Club One Inc.
- Industry: Health club, in-house gym facilities
- Founded: 1991; 35 years ago in San Francisco, California, United States
- Founders: Jill Kinney John Kinney
- Defunct: 2014
- Fate: Acquired by Active Sports Clubs

= Club One =

US health club and gymnasium facility chain

Club One Fitness Centers (Club One Inc.) was a San Francisco-based chain of health clubs and in-house gymnasium facilities managed on behalf of corporate clients.

The chain was founded in 1991 by a husband and wife team who had operated health clubs before. Jill Kinney had been a professional downhill ski racer, before opening a small club, the Physis Gym, in San Francisco. She later became Chief Operating Officer of a nationwide chain, and was responsible for opening the original "Sports Club LA" Incorrectly noticing that nearly all health clubs were independent, she worked with future husband John Kinney to write a business plan for a multi-outlet health club. The couple obtained a founding investment from the Kikkoman soy sauce company, and opened their first gym in the Citicorp Center in San Francisco. It grew quickly during the dot com boom as many companies established in-house gyms as a perquisite for employees.

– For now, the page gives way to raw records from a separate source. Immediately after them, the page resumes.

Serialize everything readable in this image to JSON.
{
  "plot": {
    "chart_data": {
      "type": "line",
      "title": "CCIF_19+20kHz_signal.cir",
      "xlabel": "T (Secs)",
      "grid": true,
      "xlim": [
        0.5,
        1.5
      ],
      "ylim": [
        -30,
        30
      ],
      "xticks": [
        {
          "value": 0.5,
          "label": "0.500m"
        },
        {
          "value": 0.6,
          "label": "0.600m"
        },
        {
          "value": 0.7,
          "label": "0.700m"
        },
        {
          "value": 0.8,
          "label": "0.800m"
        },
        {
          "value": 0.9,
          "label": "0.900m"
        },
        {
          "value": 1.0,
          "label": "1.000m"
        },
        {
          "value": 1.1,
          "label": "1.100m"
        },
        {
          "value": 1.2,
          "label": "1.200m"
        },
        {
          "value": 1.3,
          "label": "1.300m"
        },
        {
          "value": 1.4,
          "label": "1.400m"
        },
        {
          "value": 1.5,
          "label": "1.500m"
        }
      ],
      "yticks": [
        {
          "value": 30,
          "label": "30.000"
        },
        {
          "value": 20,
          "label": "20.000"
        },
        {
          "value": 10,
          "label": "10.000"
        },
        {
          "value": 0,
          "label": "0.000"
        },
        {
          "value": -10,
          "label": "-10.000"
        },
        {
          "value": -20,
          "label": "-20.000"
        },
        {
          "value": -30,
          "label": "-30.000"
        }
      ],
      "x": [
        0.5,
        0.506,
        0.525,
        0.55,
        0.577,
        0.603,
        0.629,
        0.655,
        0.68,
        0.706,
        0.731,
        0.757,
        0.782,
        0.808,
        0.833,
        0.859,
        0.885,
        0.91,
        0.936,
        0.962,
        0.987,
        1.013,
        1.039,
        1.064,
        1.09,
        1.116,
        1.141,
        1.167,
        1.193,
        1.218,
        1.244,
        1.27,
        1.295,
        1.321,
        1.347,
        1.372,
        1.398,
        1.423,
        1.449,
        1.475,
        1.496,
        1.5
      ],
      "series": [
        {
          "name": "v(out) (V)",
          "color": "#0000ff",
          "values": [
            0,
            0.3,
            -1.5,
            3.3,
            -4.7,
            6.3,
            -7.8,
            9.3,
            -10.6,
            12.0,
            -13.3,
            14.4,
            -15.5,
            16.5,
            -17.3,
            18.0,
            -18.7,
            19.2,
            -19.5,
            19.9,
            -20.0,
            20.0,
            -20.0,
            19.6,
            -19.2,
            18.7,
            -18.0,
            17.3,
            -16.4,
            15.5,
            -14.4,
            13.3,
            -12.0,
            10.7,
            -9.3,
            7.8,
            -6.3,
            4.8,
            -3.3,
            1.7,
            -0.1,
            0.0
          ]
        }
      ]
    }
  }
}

The first corporate facility was started in 1995, after Autodesk, Inc. contacted the couple about opening an in-house gym exclusively for company employees. Similar concessions were opened for The Gap and Electronic Arts

In 2004 the chain had 19 public clubs, several dozen in-house gyms with more than 500,000 corporate members, and approximately 1,500 employees in ten states. The company managed health clubs at six Jewish Community Centers.

In March 2014, Sausalito, CA-based Active Sports Clubs purchased the majority of the assets of Club One Inc.